En réponse à cela, les eurodéputés ont voté une résolution l’année dernière, appelant la Commission européenne à supprimer progressivement l’utilisation des huiles végétales dans les biocarburants d’ici à 2020. Ils ont également réclamé un système de certification unique pour s’assurer que seule de l’huile de palme produite de manière durable entre sur le marché européen.

La moitié du biodiesel européen fabriqué à partir de produits importés

Environ 53 % du biodiesel européen serait fabriqué à partir de produits importés selon une nouvelle étude.
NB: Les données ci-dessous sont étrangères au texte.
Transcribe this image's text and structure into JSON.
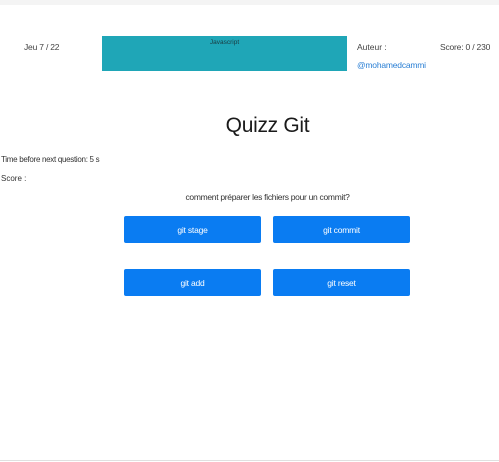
{
  "header": {
    "date": "Jeu 7 / 22",
    "banner_label": "Javascript",
    "author_label": "Auteur :",
    "author_handle": "@mohamedcammi",
    "score_label": "Score: 0 / 230"
  },
  "quiz": {
    "title": "Quizz Git",
    "timer_text": "Time before next question: 5 s",
    "score_text": "Score :",
    "question": "comment préparer les fichiers pour un commit?",
    "answers": [
      {
        "label": "git stage"
      },
      {
        "label": "git commit"
      },
      {
        "label": "git add"
      },
      {
        "label": "git reset"
      }
    ]
  },
  "colors": {
    "banner": "#1fa6b7",
    "button": "#0a7cf2",
    "link": "#2a7fd4"
  }
}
Et près de la moitié de l’huile de palme importée serait brulée dans les moteurs de voiture, assure l’ONG Transport & Environment.

Cependant, la proposition d’interdiction de l’huile de palme fait encore face à des obstacles, à commencer par un accord politique entre les 28 États membres, qui sera nécessaire pour finaliser l’adoption de la révision de la directive énergies renouvelables.

Certains pays, comme la France, sont connus pour être en faveur d’une interdiction et ont déjà pris des mesures pour limiter la part de l’huile de palme dans la production de biocarburants.

L’obstacle ultime pourrait prendre la forme d’un recours juridique déposé auprès de l’Organisation mondiale du commerce (OMC) par les pays producteurs comme la Malaisie ou l’Indonésie, qui représentent ensemble 85 % de la production mondiale et ont uni leurs forces pour faire campagne contre l’interdiction européenne de l’huile de palme.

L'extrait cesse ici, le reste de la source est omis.